Des membres consultatifs assisteront aux délibérations sans voix décisionnelle, parmi lesquels le secrétaire général du Ministère de la Culture Luc Allaire, le directeur du département des peintures du musée du Louvre Sébastien Allard, la Directrice générale de l’opérateur du patrimoine et des projets immobiliers Valérie Forey Jauregui, la Directrice de projet du Louvre Nouvelle Renaissance Cécile Rives, la Directrice financière, juridique et des moyens de l'Établissement Public du musée du Louvre Marie Lacambre et le Directeur de l'Atelier parisien d'urbanisme de la Ville de Paris Alexandre Labasse.

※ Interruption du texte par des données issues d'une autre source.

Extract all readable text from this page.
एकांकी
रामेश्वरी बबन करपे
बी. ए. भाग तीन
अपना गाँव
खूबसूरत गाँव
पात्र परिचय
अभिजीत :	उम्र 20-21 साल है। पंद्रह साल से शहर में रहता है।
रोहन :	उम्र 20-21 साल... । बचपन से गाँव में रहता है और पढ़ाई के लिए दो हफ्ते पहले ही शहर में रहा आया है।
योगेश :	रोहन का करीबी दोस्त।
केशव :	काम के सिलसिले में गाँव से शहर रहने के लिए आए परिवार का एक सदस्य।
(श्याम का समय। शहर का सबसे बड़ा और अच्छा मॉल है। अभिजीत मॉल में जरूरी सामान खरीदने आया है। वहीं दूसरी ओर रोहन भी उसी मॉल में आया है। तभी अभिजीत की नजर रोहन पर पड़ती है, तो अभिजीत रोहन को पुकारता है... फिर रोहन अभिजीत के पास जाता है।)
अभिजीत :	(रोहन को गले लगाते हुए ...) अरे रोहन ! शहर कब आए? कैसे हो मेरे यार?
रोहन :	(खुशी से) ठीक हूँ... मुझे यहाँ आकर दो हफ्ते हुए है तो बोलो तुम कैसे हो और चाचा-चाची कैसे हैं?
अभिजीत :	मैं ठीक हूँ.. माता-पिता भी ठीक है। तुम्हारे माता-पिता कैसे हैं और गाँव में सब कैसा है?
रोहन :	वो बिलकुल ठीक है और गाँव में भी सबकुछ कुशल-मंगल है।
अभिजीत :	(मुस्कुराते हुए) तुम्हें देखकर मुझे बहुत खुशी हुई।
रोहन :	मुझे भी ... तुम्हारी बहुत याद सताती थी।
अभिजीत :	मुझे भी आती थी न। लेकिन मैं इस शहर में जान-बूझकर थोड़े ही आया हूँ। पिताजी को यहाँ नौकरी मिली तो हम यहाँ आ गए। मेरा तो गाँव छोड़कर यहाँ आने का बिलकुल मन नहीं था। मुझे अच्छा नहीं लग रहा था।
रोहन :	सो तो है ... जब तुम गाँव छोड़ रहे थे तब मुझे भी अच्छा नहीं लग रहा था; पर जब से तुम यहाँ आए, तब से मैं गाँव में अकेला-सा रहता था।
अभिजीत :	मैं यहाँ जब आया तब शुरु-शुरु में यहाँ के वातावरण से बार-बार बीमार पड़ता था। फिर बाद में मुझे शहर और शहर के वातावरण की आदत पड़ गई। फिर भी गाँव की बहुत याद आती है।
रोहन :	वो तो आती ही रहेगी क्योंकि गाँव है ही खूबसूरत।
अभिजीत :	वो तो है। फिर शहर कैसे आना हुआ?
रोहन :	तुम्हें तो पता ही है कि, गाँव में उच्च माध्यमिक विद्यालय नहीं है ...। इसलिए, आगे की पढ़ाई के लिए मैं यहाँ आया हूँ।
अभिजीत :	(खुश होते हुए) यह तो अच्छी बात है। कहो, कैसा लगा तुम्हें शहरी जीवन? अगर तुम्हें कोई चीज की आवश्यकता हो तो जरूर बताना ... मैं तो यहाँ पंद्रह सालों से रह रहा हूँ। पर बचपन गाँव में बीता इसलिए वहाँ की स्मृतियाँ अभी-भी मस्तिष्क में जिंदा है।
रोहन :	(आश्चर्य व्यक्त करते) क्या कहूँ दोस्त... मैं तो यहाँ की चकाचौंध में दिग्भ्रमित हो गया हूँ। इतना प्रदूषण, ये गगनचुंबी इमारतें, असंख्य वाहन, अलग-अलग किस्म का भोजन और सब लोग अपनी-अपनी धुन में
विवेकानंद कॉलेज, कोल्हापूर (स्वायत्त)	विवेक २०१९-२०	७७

Si Rachida Dati parle d’un « nouvelle page [qui] s’écrit pour le rayonnement culturel de la France » et que le discours reste volontairement ambitieux, le calendrier serré et l’absence de précisions sur le budget ou la concertation interroge sur la capacité à garantir une réelle audace architecturale. La volonté de visibilité politique à l’approche de l’élection présidentielle de 2027 pourrait-elle primer sur le débat architectural ? La « nouvelle Renaissance » promise devra faire ses preuves, entre contraintes logistiques et exigence patrimoniale et environnementale.